Electoral Commission of SA (IEC) chairwoman Pansy Tlakula should be removed from her position due to misconduct, the Electoral Court ruled on Wednesday.
Judge Lotter Wepener recommended her removal in his written judgment, but this was a decision for the relevant committee of the National Assembly.
"In my view, the respondent compromised the independence and integrity of the commission to such an extent that her actions complained of constitute misconduct within the meaning of the Electoral Commission Act."
The court concluded that Tlakula had committed misconduct to an extent warranting her removal from office. The Electoral Court needed to reach an opinion on her conduct, upon which to base its recommendation, to be passed on to Parliament.
This stemmed from an application by several opposition parties seeking Tlakula's resignation as chairwoman of the IEC before the May 7 elections.

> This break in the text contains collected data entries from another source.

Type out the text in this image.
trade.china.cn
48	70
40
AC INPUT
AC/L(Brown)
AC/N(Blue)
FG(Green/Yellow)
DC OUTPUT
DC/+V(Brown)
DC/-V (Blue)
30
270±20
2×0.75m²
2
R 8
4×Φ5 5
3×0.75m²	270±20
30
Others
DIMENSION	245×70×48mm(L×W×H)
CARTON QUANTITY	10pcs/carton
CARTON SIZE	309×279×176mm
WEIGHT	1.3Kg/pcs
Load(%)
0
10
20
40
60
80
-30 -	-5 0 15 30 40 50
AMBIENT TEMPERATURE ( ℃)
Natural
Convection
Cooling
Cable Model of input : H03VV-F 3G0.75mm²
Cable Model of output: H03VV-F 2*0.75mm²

The United Democratic Movement, the African Christian Democratic Party, the Congress of the People, Agang SA, and the Economic Freedom Fighters wanted Tlakula's resignation, arguing that her integrity had been compromised.
This followed a report by the public protector and a subsequent forensic investigation by the National Treasury into the procurement of the IEC's Riverside Office Park headquarters building in Centurion.
Madonsela found, among other things, Tlakula had a relationship --possibly of a romantic nature -- with the then chairman of Parliament's finance portfolio committee Thaba Mufamadi.
He was a shareholder in Abland, which owns the IEC's current premises.
The Treasury probe found the process was neither fair, transparent, nor cost-effective. It also found Tlakula neither gave guidance nor formally informed various people what was expected of them in the process.
The court proceedings were postponed until after the general elections as the court did not have enough time to make a recommendation.
In his judgment on Wednesday, Wepener found that Tlakula's conduct risked damaging public confidence in the integrity and impartiality of the IEC.
"It is conduct of such a nature, that had it been known at the time of the respondent's appointment as commissioner, [it] would in all probability have played a role in the decision whether or not to appoint her," Wepener found.
The political parties who brought the application were justified in their concerns that the independence of the commission had been tainted.